The cornbread stuffing with bacon turned out really super yummy and pretty. I wish I had remembered to take a picture of it. The mashed potatoes and green beans were delightful, and the gravy was lumpy, but I forgive myself for that because at that point I was running around with a burned finger trying to get the potatoes mashy and the green beans steamed just right. Then I had to leave the kitchen entirely to get the kid to come help because I was at a loss for all of the appendages necessary to finish and serve the meal. Oh, and the cranberries I made the other day? Oh my goodness. There was just a hint of the orange, and the warmth of the cinnamon and ginger weren’t lost to the tart cranberries. I have to give props to Jaclyn for making me want to do cranberry sauce again. There is pumpkin pie to be had, but I’m not feeling like pie right now. Honestly, I’m not much of a pie person, really. I like the filling, don’t like the crust.
Now that this holiday is over, its time to prepare for the next. But that won’t start until after I take a post-meal post-blog-post nap. I think I’ve earned it.
I’m happy to report that I finally feel like Thanksgiving is under control. The cornbread for the stuffing is done, the pumpkin pie has been baked, the turkey is brining, I’ve pretty much done everything I can to make tomorrow as easy as its gonna get. Hopefully this means I will sleep tonight.

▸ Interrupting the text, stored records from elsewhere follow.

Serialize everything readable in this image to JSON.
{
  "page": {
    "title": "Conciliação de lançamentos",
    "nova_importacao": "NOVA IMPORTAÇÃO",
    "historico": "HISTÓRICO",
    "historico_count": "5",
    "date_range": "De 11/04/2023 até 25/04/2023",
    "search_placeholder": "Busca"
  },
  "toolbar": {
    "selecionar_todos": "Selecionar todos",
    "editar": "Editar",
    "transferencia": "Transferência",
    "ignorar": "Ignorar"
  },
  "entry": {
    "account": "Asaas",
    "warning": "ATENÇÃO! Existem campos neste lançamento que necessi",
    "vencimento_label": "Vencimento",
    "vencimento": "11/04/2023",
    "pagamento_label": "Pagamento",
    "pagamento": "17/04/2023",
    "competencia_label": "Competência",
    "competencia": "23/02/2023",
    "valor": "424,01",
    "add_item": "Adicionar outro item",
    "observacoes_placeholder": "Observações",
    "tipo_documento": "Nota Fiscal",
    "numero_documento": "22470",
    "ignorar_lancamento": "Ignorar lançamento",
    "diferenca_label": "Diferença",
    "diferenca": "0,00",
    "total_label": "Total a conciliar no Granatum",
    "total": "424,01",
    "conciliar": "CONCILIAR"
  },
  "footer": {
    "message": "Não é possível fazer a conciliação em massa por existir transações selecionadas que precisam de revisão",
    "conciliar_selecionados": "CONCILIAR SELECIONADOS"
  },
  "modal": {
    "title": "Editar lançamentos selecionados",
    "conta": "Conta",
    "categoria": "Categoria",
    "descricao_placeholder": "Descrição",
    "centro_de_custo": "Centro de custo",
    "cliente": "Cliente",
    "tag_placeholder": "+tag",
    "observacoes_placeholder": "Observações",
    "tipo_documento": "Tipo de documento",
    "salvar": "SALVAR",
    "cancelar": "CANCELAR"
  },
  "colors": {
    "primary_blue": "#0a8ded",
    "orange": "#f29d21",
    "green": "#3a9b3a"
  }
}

There is also a tree standing in the living room. I figure its a month until Christmas, and I usually get it before Thanksgiving anyway, and it lasts past Christmas. This gives it time to fluff out before it gets lights and ornaments. I don’t know why I worry so much about getting the “live” trees as soon as possible. The things are cut a couple months ago and stored in cold houses. Does anybody out there get a “live” tree? When do you get yours? Of course, its also been in the 80’s here so I’m sure it doesn’t do them any good to sit out in that. I won’t panic over decorating or shopping, so maybe my panic is finished for the year? No, I’ll find something else to panic over.
For now, I relax, and keep plowing my way through my iTunes library, A-Z. Current music-Depeche Mode.
ETA. Its 4:55 am, and I’m still awake. I guess I’m just not supposed to sleep normally. In other news, listening to Diana Krall now. Soothing music.
This is the fourth year in a row that I have done the Thanksgiving preparations and cooking on my own (except for the mashed potatoes, Zach usually helps with those but I’m not counting on it this year). I’ve made the cranberry sauce already, and I got out of bed at 1am because I was tossing and turning over other things, namely the brine and the cornbread. So I made the brine for the turkey. Now I have to wait for it to cool enough to go in the refrigerator.
I don’t know why I suffer so much from this holiday. This not sleeping business is new. I think maybe its because I spent my childhood watching my mother and grandmother work so hard on Thanksgiving. They did very little prep and spent pretty much the entire day in the kitchen, and dinner was always late, and there was a huge mess to clean up. I feel like its a lot to live up to, and surpass if I can. See, even now I’m thinking I should be making the cornbread.
And gravy! I forgot the damn gravy! I guess I’ll be making it with pan drippings. Ack! Whole milk. I forgot that too. See, I don’t put too much pressure on myself, do I?
Lucky for all of this it’ll be over in a couple days.